The warden took Abi to the visiting room. On the way to meet his visitors, Abi thought of the right words to apologize and it turned out to be more difficult than he had expected. He does not expect, conflict with women will only make him feel guilty, no matter he is right or wrong. He thought it only happened to his mother.
“Mama!”
Yes, mama. That is the word spoken by Abi when he saw the people who came to visit him. A middle-aged woman smiled in front of him while carrying a bushel that was pollinating the scent of her favorite food, rendang.
*
While Abi gets a visit from one of the most valuable women of his life, Benjiro, the man Abi appointed as the one who engineered Mischa's murder at his trial a few days ago, gets a visit as well. Not the most valuable woman of his life, but a reporter sucks: Jack Off the Record.
“Come on, I know a lot about Mr. Jireh,” Jack said with a smile. “You must have committed the murder on his orders.”
“I've never heard that name. You better just go, because I won't say anything.”
The smile on Jack's face still did not disappear. He even made it look creepy and managed to scare the interlocutor.
“Good, I'll change the question.” Jack tidied up his sitting position more upright and seemed formal. He kept his smile for a moment so that the atmosphere became more serious. “What did that bastard say about you in the trial then was right?”
Benjiro raised his eyebrows in confusion. “Backed?”
“Ah, I mean Abhimanyu Alexander,” error Jack. “Sorry, I have a personal grudge against him.”
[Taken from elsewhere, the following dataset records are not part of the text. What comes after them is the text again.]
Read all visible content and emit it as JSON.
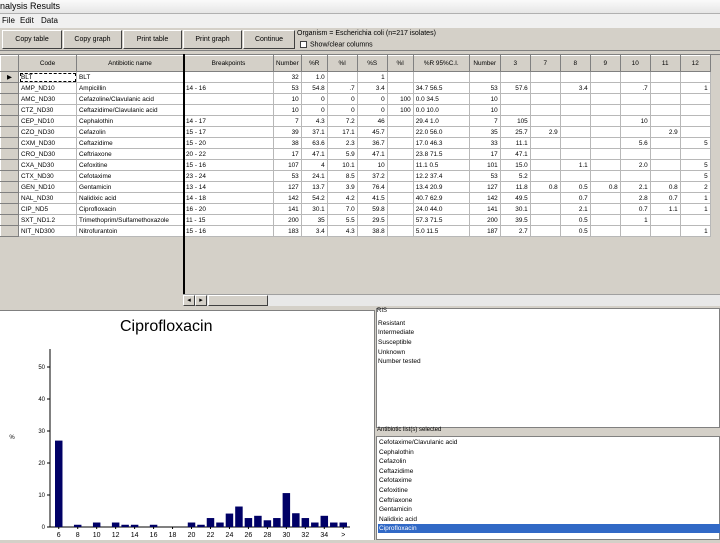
{
  "window": {
    "title": "nalysis Results"
  },
  "menu": [
    "File",
    "Edit",
    "Data"
  ],
  "toolbar": {
    "buttons": [
      "Copy table",
      "Copy graph",
      "Print table",
      "Print graph",
      "Continue"
    ],
    "organism": "Organism = Escherichia coli   (n=217 isolates)",
    "show_clear": "Show/clear columns"
  },
  "table": {
    "columns": [
      "Code",
      "Antibiotic name",
      "Breakpoints",
      "Number",
      "%R",
      "%I",
      "%S",
      "%I",
      "%R 95%C.I.",
      "Number",
      "3",
      "7",
      "8",
      "9",
      "10",
      "11",
      "12"
    ],
    "rows": [
      [
        "BLT",
        "BLT",
        "",
        "32",
        "1.0",
        "",
        "1",
        "",
        "",
        "",
        "",
        "",
        "",
        "",
        "",
        "",
        ""
      ],
      [
        "AMP_ND10",
        "Ampicillin",
        "14 - 16",
        "53",
        "54.8",
        ".7",
        "3.4",
        "",
        "34.7 56.5",
        "53",
        "57.6",
        "",
        "3.4",
        "",
        ".7",
        "",
        "1"
      ],
      [
        "AMC_ND30",
        "Cefazoline/Clavulanic acid",
        "",
        "10",
        "0",
        "0",
        "0",
        "100",
        "0.0 34.5",
        "10",
        "",
        "",
        "",
        "",
        "",
        "",
        ""
      ],
      [
        "CTZ_ND30",
        "Ceftazidime/Clavulanic acid",
        "",
        "10",
        "0",
        "0",
        "0",
        "100",
        "0.0 10.0",
        "10",
        "",
        "",
        "",
        "",
        "",
        "",
        ""
      ],
      [
        "CEP_ND10",
        "Cephalothin",
        "14 - 17",
        "7",
        "4.3",
        "7.2",
        "46",
        "",
        "29.4 1.0",
        "7",
        "105",
        "",
        "",
        "",
        "10",
        "",
        ""
      ],
      [
        "CZO_ND30",
        "Cefazolin",
        "15 - 17",
        "39",
        "37.1",
        "17.1",
        "45.7",
        "",
        "22.0 56.0",
        "35",
        "25.7",
        "2.9",
        "",
        "",
        "",
        "2.9",
        ""
      ],
      [
        "CXM_ND30",
        "Ceftazidime",
        "15 - 20",
        "38",
        "63.6",
        "2.3",
        "36.7",
        "",
        "17.0 46.3",
        "33",
        "11.1",
        "",
        "",
        "",
        "5.6",
        "",
        "5"
      ],
      [
        "CRO_ND30",
        "Ceftriaxone",
        "20 - 22",
        "17",
        "47.1",
        "5.9",
        "47.1",
        "",
        "23.8 71.5",
        "17",
        "47.1",
        "",
        "",
        "",
        "",
        "",
        ""
      ],
      [
        "CXA_ND30",
        "Cefoxitine",
        "15 - 16",
        "107",
        "4",
        "10.1",
        "10",
        "",
        "11.1 0.5",
        "101",
        "15.0",
        "",
        "1.1",
        "",
        "2.0",
        "",
        "5"
      ],
      [
        "CTX_ND30",
        "Cefotaxime",
        "23 - 24",
        "53",
        "24.1",
        "8.5",
        "37.2",
        "",
        "12.2 37.4",
        "53",
        "5.2",
        "",
        "",
        "",
        "",
        "",
        "5"
      ],
      [
        "GEN_ND10",
        "Gentamicin",
        "13 - 14",
        "127",
        "13.7",
        "3.9",
        "76.4",
        "",
        "13.4 20.9",
        "127",
        "11.8",
        "0.8",
        "0.5",
        "0.8",
        "2.1",
        "0.8",
        "2"
      ],
      [
        "NAL_ND30",
        "Nalidixic acid",
        "14 - 18",
        "142",
        "54.2",
        "4.2",
        "41.5",
        "",
        "40.7 62.9",
        "142",
        "49.5",
        "",
        "0.7",
        "",
        "2.8",
        "0.7",
        "1"
      ],
      [
        "CIP_ND5",
        "Ciprofloxacin",
        "16 - 20",
        "141",
        "30.1",
        "7.0",
        "59.8",
        "",
        "24.0 44.0",
        "141",
        "30.1",
        "",
        "2.1",
        "",
        "0.7",
        "1.1",
        "1"
      ],
      [
        "SXT_ND1.2",
        "Trimethoprim/Sulfamethoxazole",
        "11 - 15",
        "200",
        "35",
        "5.5",
        "29.5",
        "",
        "57.3 71.5",
        "200",
        "39.5",
        "",
        "0.5",
        "",
        "1",
        "",
        ""
      ],
      [
        "NIT_ND300",
        "Nitrofurantoin",
        "15 - 16",
        "183",
        "3.4",
        "4.3",
        "38.8",
        "",
        "5.0 11.5",
        "187",
        "2.7",
        "",
        "0.5",
        "",
        "",
        "",
        "1"
      ]
    ]
  },
  "chart": {
    "title": "Ciprofloxacin",
    "ylabel": "%",
    "chart_data": {
      "type": "bar",
      "title": "Ciprofloxacin",
      "ylabel": "%",
      "ylim": [
        0,
        55
      ],
      "yticks": [
        0,
        10,
        20,
        30,
        40,
        50
      ],
      "x_tick_labels": [
        "6",
        "8",
        "10",
        "12",
        "14",
        "16",
        "18",
        "20",
        "22",
        "24",
        "26",
        "28",
        "30",
        "32",
        "34",
        ">"
      ],
      "categories": [
        "6",
        "7",
        "8",
        "9",
        "10",
        "11",
        "12",
        "13",
        "14",
        "15",
        "16",
        "17",
        "18",
        "19",
        "20",
        "21",
        "22",
        "23",
        "24",
        "25",
        "26",
        "27",
        "28",
        "29",
        "30",
        "31",
        "32",
        "33",
        "34",
        "35",
        ">"
      ],
      "values": [
        27,
        0,
        0.7,
        0,
        1.4,
        0,
        1.4,
        0.7,
        0.7,
        0,
        0.7,
        0,
        0,
        0,
        1.4,
        0.7,
        2.8,
        1.4,
        4.2,
        6.4,
        2.8,
        3.5,
        2.1,
        2.8,
        10.6,
        4.3,
        2.8,
        1.4,
        3.5,
        1.4,
        1.4
      ]
    }
  },
  "pis": {
    "label": "RIS",
    "items": [
      "Resistant",
      "Intermediate",
      "Susceptible",
      "Unknown",
      "Number tested"
    ]
  },
  "antibiotic_list": {
    "label": "Antibiotic list(s) selected",
    "items": [
      "Cefotaxime/Clavulanic acid",
      "Cephalothin",
      "Cefazolin",
      "Ceftazidime",
      "Cefotaxime",
      "Cefoxitine",
      "Ceftriaxone",
      "Gentamicin",
      "Nalidixic acid",
      "Ciprofloxacin"
    ],
    "selected_index": 9
  }
}
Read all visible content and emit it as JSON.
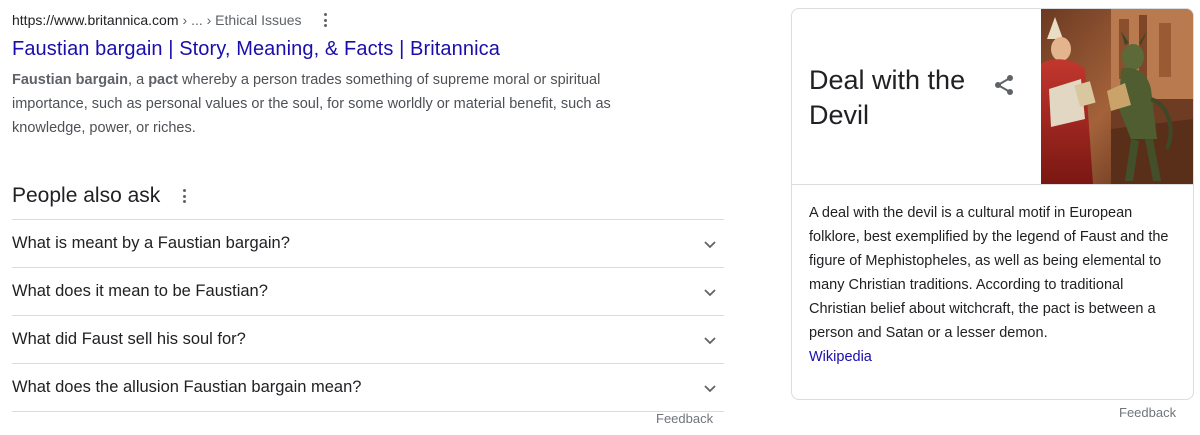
{
  "result": {
    "url": "https://www.britannica.com",
    "path": "› ... › Ethical Issues",
    "title": "Faustian bargain | Story, Meaning, & Facts | Britannica",
    "snippet_bold1": "Faustian bargain",
    "snippet_t1": ", a ",
    "snippet_bold2": "pact",
    "snippet_t2": " whereby a person trades something of supreme moral or spiritual importance, such as personal values or the soul, for some worldly or material benefit, such as knowledge, power, or riches."
  },
  "people_also_ask": {
    "title": "People also ask",
    "questions": [
      "What is meant by a Faustian bargain?",
      "What does it mean to be Faustian?",
      "What did Faust sell his soul for?",
      "What does the allusion Faustian bargain mean?"
    ],
    "feedback": "Feedback"
  },
  "knowledge_panel": {
    "title": "Deal with the Devil",
    "description": "A deal with the devil is a cultural motif in European folklore, best exemplified by the legend of Faust and the figure of Mephistopheles, as well as being elemental to many Christian traditions. According to traditional Christian belief about witchcraft, the pact is between a person and Satan or a lesser demon.",
    "source_link": "Wikipedia",
    "share_icon": "share-icon",
    "feedback": "Feedback"
  },
  "colors": {
    "link": "#1a0dab",
    "text": "#202124",
    "secondary": "#5f6368",
    "divider": "#dadce0"
  }
}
“I don't remember what he said.”
“Come on, he said you weren't Mischa's killer. Is that true? Did master Jireh kill him?”
“Pak, I'm leaving. I don't want to talk to him anymore,” Benjiro shouted at the warden who escorted him.
“Come on, you think I can interview you now without a connection? I'm not leaving without getting anything from you, especially about a man named Mr. Jireh.”
Sweat began to pour on Benjiro's forehead. He was tired and afraid of the various questions posed by the annoying journalist. In fact, even though he had never seen it, he had never heard anyone say the name of Lord Jireh too easily.